Assassin's Creed also suffers narratively thanks to the conceit of their own concept. Hopping to new time periods and characters with each games makes this something of a anthology franchise with only the modern day story to connect elements. Unfortunately, Ubisoft have absolutely no interest in championing narrative in their core franchise to such a degree that the audience often feels disrespected or ignored. Modern Assassin's Creed narratives consist of a couple of set-pieces that are built up to by comics and books released between games read only by die hard fans. Let me remind you that I used to replay the entire franchise before every release like a madman, and I still am not diehard enough to put up with Ubisoft's slop writing for the most basic amount of context. Which means I don't ever get character motivations or relationships presented appropriately to me, which means I end up either not caring or actively hating the cast. (Layla deservers that hate, to be fair. She's awful.)
And what about the assassin's themselves? Well, despite having 100 hour long games now, remember that Ubisoft have turned these into RPGs which translates to- character writing is too hard now. Seriously, their last two major protagonists after Bayek have a grand total of one motive at the beginning of the story and a couple of character traits that usually add up to variations of 'sarcastic' and 'begrudgingly virtuous'. These traits and motivations so rarely come into play that they don't really feel like building blocks of a character but rather bullet points that the script writers need to keep reminding themselves. Most of the time events just kind of happen around them and these characters react, usually by killing the people in front of them, and then they're shuffled off towards the next task. Sure, RPG options means we get to make a choice every now and then- but consequences for said choices are typically either immediate or ephemeral- essentially making them meaningless choices to being with.
Like a Dragon, on the otherhand, never fails to tell character/action hybrid narratives, introduce vibrant fore and background characters, moves the needle in some significant fashion and wows with substantive growth and spectacle by the end. Who could forget the four way duel at the end of Yakuza 4? And who can remember what the finale of Assassin's Creed Origins was? (It couldn't have just been the Caesar assassination, could it? The one that low-key broke the lore of the franchise because we didn't get to see Brutus in the assassin gear we know he owned from Brotherhood.) It's hard to tell stories with characters iconic and static like Kiryu, and RGG have been doing that for nearly 20 years at this point. They're just better at telling stories, to be honest.

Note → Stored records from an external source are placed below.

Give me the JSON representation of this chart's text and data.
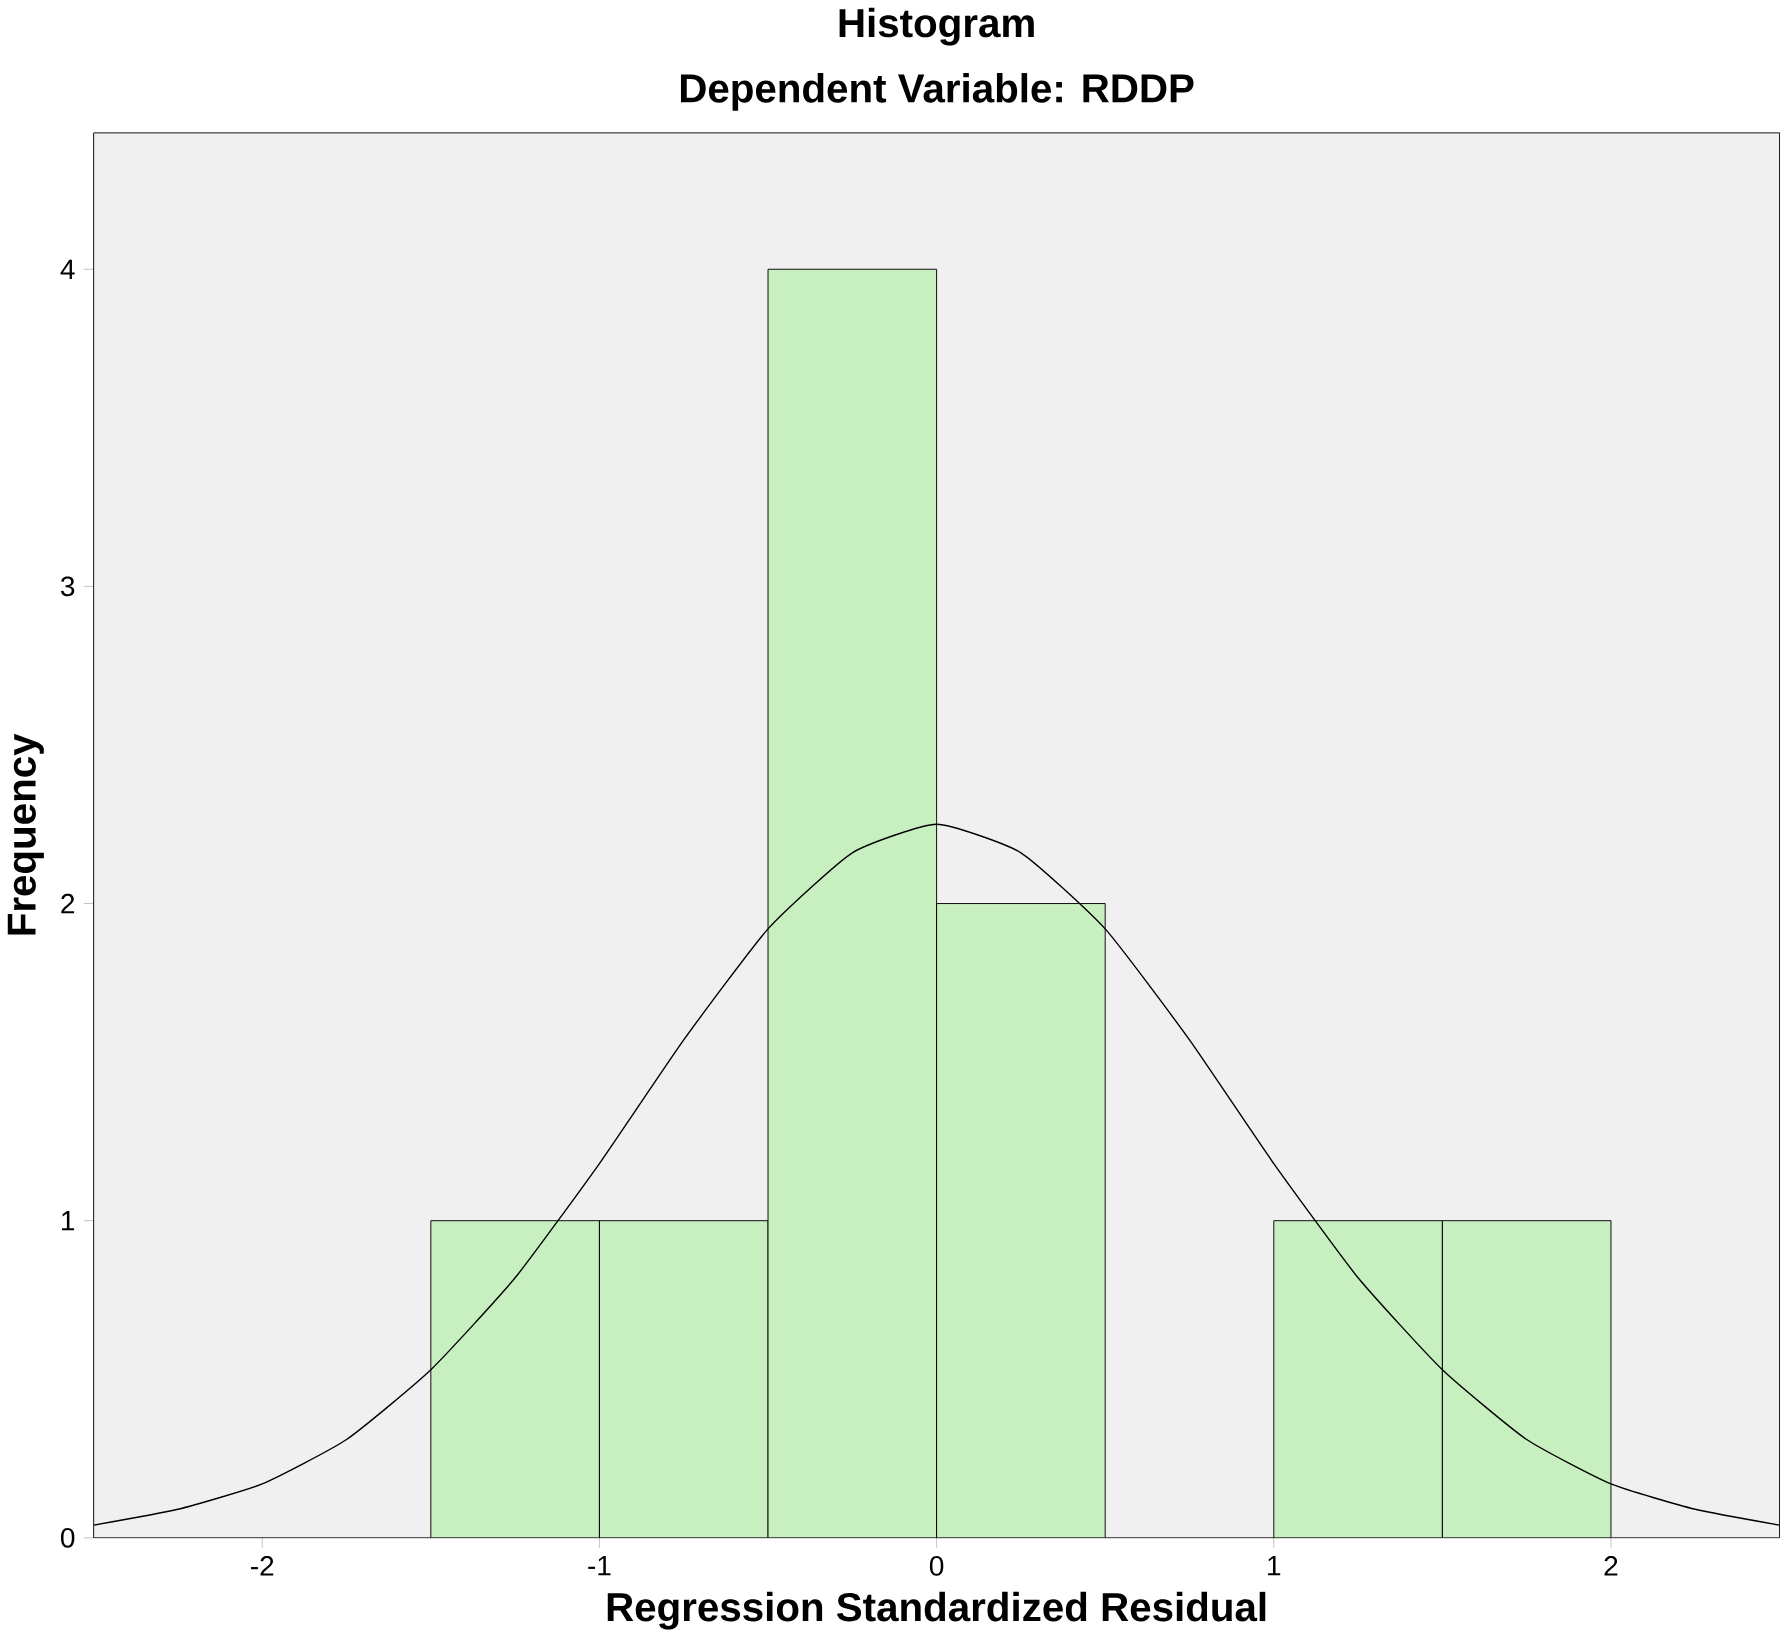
{
  "chart_data": {
    "type": "histogram",
    "title": "Histogram",
    "subtitle": "Dependent Variable: RDDP",
    "xlabel": "Regression Standardized Residual",
    "ylabel": "Frequency",
    "bins": [
      -1.5,
      -1.0,
      -0.5,
      0.0,
      0.5,
      1.0,
      1.5,
      2.0
    ],
    "values": [
      1,
      1,
      4,
      2,
      0,
      1,
      1
    ],
    "color": "#c8efbf",
    "series": [
      {
        "type": "line",
        "color": "#000000",
        "x": [
          -2.5,
          -2.25,
          -2.0,
          -1.75,
          -1.5,
          -1.25,
          -1.0,
          -0.75,
          -0.5,
          -0.25,
          0.0,
          0.25,
          0.5,
          0.75,
          1.0,
          1.25,
          1.5,
          1.75,
          2.0,
          2.25,
          2.5
        ],
        "values": [
          0.04,
          0.09,
          0.17,
          0.31,
          0.53,
          0.82,
          1.18,
          1.57,
          1.92,
          2.16,
          2.25,
          2.16,
          1.92,
          1.57,
          1.18,
          0.82,
          0.53,
          0.31,
          0.17,
          0.09,
          0.04
        ]
      }
    ],
    "xlim": [
      -2.5,
      2.5
    ],
    "ylim": [
      0,
      4.43
    ],
    "xticks": [
      -2,
      -1,
      0,
      1,
      2
    ],
    "yticks": [
      0,
      1,
      2,
      3,
      4
    ],
    "grid": false
  }
}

All that Assassin's Creed has at this point is legacy. No one sticks to those games for their quality, but because they're comfort food. But the problem with comfort food is that it does start to bore after a while, and all it takes it for anything with a bit of flavour to waft across your way and you drop the comfort food in an instant. Yakuza is like a plate of Pasta al Nero di Seppia. Your brain tells you that is a weird dish of inky noodles your going to be spitting out in a couple of hours, but then you've finished 6 plates, stuck into your seventh with another ahead of you and the spin-off plates piled around that. (Think that analogy got away a bit, but you see where I'm going with this.) The moral of the story is- I'm hungry.